For one, Amazon now allows sellers at competing e-commerce giant Shopify to use “Buy with Prime”—a service that means U.S. Prime members can shop directly from merchants’ online stores and use the features of the program without accessing Amazon itself.

Amazon also introduced Supply Chain by Amazon and relaunched the Amazon Shipping ground delivery service for shippers who don’t sell on its marketplace. The former allows Amazon sellers to distribute products in bulk from Amazon’s warehouses to fulfillment channels and retail stores not affiliated with the company.

“It is true that Amazon is launching services like Supply Chain by Amazon and these will make it more money,” Saunders said. “However, no seller is forced to use this service. Many will voluntarily opt to use it because it is to their advantage. What the FTC misses is that by providing these services Amazon is leveling the playing field between small sellers and some of the big brands and retailers out there, Amazon is actually stimulating competition, not stifling it.”

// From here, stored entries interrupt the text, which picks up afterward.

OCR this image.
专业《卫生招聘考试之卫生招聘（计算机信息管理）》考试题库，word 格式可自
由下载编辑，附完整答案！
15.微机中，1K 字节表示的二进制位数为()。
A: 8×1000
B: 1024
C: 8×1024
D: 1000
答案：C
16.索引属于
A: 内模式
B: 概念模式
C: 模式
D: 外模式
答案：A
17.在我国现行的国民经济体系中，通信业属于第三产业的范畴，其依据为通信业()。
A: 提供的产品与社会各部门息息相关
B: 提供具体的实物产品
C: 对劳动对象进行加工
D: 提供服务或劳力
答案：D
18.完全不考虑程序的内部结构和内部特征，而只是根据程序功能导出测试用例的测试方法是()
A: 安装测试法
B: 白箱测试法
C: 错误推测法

The launch of Amazon Shipping pivots the company firmly as a direct competitor to UPS, FedEx and the USPS giving brands another shipping choice in the U.S., according to Sucharita Kodali, vice president, principal analyst at Forrester Research.

“It helps [Amazon] make the case they are increasing competition for suppliers and bringing prices down,” Kodali told Sourcing Journal.

The FTC already filed a separate complaint in June accusing the company of using deceptive tactics to trick users into signing up for Prime subscriptions without their consent, while intentionally making it difficult for consumers to cancel their membership.

On Wednesday, the agency amended its complaint, adding three individual senior Amazon executives to the lawsuit, charging that they were fully aware of the issues.